The new August Smart Lock could be just the thing to lead the charge for home automation by making it even easier for users to control the doorways of their houses from their mobile device.
The locks, which don’t yet have a release date will eventually allow users to control their doors using the Bluetooth technology found in nearly all modern smartphones. Instead of unlocking the door with an application like most contemporary solutions, the August Smart Lock uses that Bluetooth technology to automatically unlock the door when the user gets close enough.
The service that powers the August Smart Lock will enable users to grant visitors temporary access to their home as well. According to the company’s website, the device is totally encrypted so that no one with malicious intent should be able to gain access. Just in case, the company will also provide users with a log of who entered their house that will be available from anywhere via a web browser.
August Smart Lock will come with an internal battery that will still allow users to enter their home even when the power is out. The lock’s service will alert users, with chimes, LED status lights and messages using the service.
In fact, the service is what pulls most of the August Lock together.
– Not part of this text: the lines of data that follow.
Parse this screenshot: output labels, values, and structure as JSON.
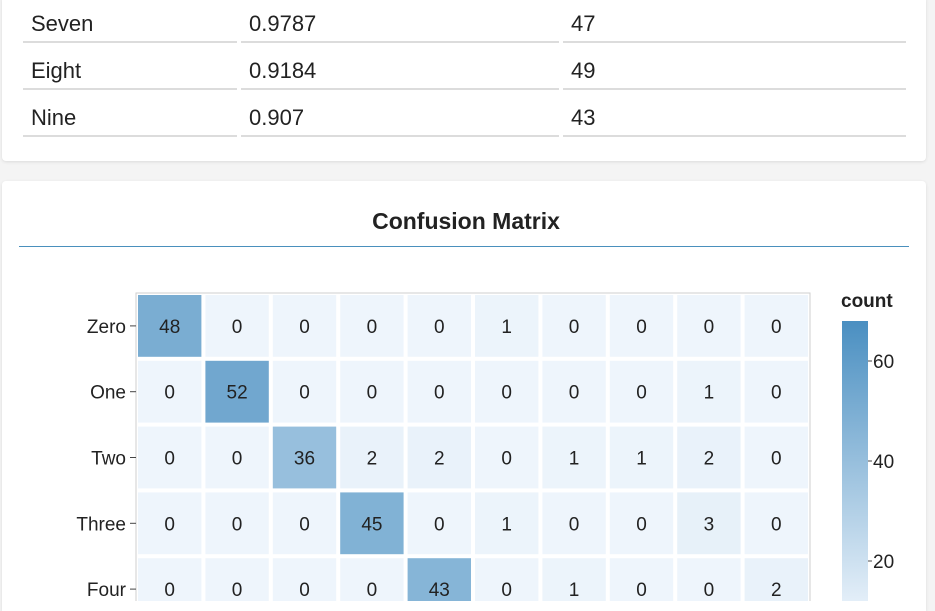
{
  "table": {
    "rows": [
      {
        "label": "Seven",
        "score": "0.9787",
        "count": "47"
      },
      {
        "label": "Eight",
        "score": "0.9184",
        "count": "49"
      },
      {
        "label": "Nine",
        "score": "0.907",
        "count": "43"
      }
    ]
  },
  "chart_data": {
    "type": "heatmap",
    "title": "Confusion Matrix",
    "row_labels": [
      "Zero",
      "One",
      "Two",
      "Three",
      "Four"
    ],
    "values": [
      [
        48,
        0,
        0,
        0,
        0,
        1,
        0,
        0,
        0,
        0
      ],
      [
        0,
        52,
        0,
        0,
        0,
        0,
        0,
        0,
        1,
        0
      ],
      [
        0,
        0,
        36,
        2,
        2,
        0,
        1,
        1,
        2,
        0
      ],
      [
        0,
        0,
        0,
        45,
        0,
        1,
        0,
        0,
        3,
        0
      ],
      [
        0,
        0,
        0,
        0,
        43,
        0,
        1,
        0,
        0,
        2
      ]
    ],
    "legend": {
      "title": "count",
      "ticks": [
        60,
        40,
        20
      ],
      "max": 68
    },
    "colors": {
      "low": "#eef5fc",
      "high": "#4a8fc1",
      "dark_text_threshold": 0.5
    }
  }
}
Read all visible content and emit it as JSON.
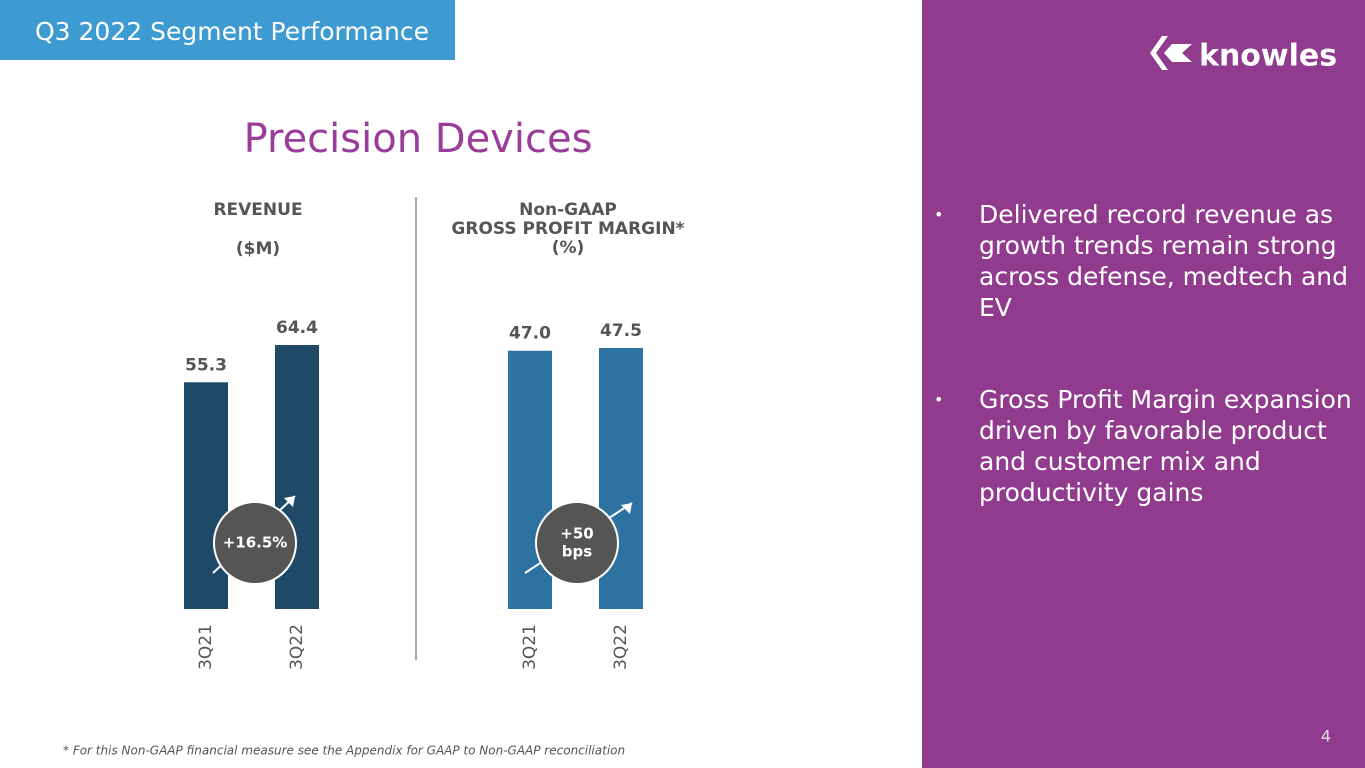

In addition to sending invites, users will be able to create invite lists for parties and such, so that people who users trust can automatically get in.
August, says that its August Smart Lock will be able to be installed in as little as 10 minutes. It’ll also need no wiring, instead it will rely on standard batteries –which will make that low battery notification all the more useful.
August is now taking reserve requests on it’s website for the Augusts Smart Lock, it plans to make the device available to users sometime later this year for $199.
As compared to the Kwikset Kevo automated lock system, the August Smart Lock is impressive, even though it seems the company won’t offer any sort of small remote for users who don’t have smartphones. Kevo also has an internal lock traditional key lock as well, so it’ll provide users with the best of both worlds.
Home automation products seem to be another growing trend in consumer electronics. While Google’s Android @ Home initiatives never quite got off the ground, possibly due to the company’s lack of attention in recent years, devices that collect information and use it to make home life easier have been hot topic. This includes the very popular Nest Learning Thermostat, which was designed by Tony Fadell who previously worked on Apple’s iPad.